Rolling resistance gradually drops over the life of any tire as treads wear. But if you buy new tires with thinner treads, you might have to replace them sooner. More-frequent replacement leads to more scrap tires and more resources used making new tires. The NAS report postulates that any savings seen from better fuel economy would be erased by as little as a 5% shorter tire life.

Tire manufacturers acknowledge the need to slow tread wear. “We want to be able to maximize fuel efficiency, tread wear, and traction,” says Dan Zielinski of the Rubber Manufacturers Association, which represents the tire industry in Washington, D.C. Because each attribute affects the others, “no one [tire] will be the best in all three categories.”

Manufacturers also stress the role of tire inflation. Even on tires with thinner tread, underinflation can wipe out any gains in fuel economy. Each psi under the recommended inflation bumps up the rolling resistance by 1.4%. Underinflating by a visually undetectable 5 to 7 psi leads to 10% more fuel consumption.

Making tires with stiffer rubber compounds is another way to trim rolling resistance. Harder rubbers have a smaller hysteresis loop, so they deform less as the tire rolls and need less energy to recover from deformation.

Stiffer rubber compounds also wear more slowly and resist heat better than more compliant rubbers. However, stiffer tires can have less traction and take longer to stop, especially in wet conditions.

Tiremakers have already replaced portions of carbon-black filler in their tires with silica particles treated with organosilanes. These silica-silanes reduce wear and rolling resistance while providing slightly better traction in snow.

The silica particles cost about 66% more than carbon black, however. Current tires seldom contain more than one part silica- silane to every two parts carbon black.

Other changes to tire materials and construction may be on the horizon.
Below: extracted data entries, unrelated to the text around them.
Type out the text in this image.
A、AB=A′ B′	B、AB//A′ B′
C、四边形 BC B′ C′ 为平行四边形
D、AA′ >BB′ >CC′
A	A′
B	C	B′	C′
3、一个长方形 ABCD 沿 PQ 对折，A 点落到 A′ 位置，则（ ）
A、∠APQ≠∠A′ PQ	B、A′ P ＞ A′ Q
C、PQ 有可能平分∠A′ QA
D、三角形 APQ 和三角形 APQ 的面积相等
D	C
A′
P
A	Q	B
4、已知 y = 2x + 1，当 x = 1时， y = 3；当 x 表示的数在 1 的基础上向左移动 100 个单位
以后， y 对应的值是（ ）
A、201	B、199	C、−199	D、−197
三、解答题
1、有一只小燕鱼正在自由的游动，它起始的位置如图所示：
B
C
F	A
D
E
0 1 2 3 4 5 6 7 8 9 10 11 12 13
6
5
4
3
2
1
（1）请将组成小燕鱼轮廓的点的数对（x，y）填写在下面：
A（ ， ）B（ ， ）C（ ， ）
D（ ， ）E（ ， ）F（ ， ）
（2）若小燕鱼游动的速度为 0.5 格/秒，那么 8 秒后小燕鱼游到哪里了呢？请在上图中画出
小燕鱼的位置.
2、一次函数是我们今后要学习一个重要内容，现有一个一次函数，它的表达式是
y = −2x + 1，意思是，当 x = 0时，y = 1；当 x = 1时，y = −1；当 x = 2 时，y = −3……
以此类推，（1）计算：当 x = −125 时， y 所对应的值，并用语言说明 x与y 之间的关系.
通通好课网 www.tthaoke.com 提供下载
Research and development efforts will most likely depend on whether customers demand long-wearing, low-rollingresistance tires.

The U.S. Congress recently considered an energy bill requiring the National Highway Transportation Safety Administration to create a system to educate customers about the relative fuel efficiency of replacement tires at the point of sale. The NHTSA rating would be based on tire rolling resistance under proper inflation. Tiremakers would do the testing, but the test method has yet to be determined. According to the RMA, manufacturers would need to invest in test equipment that is not now widely available.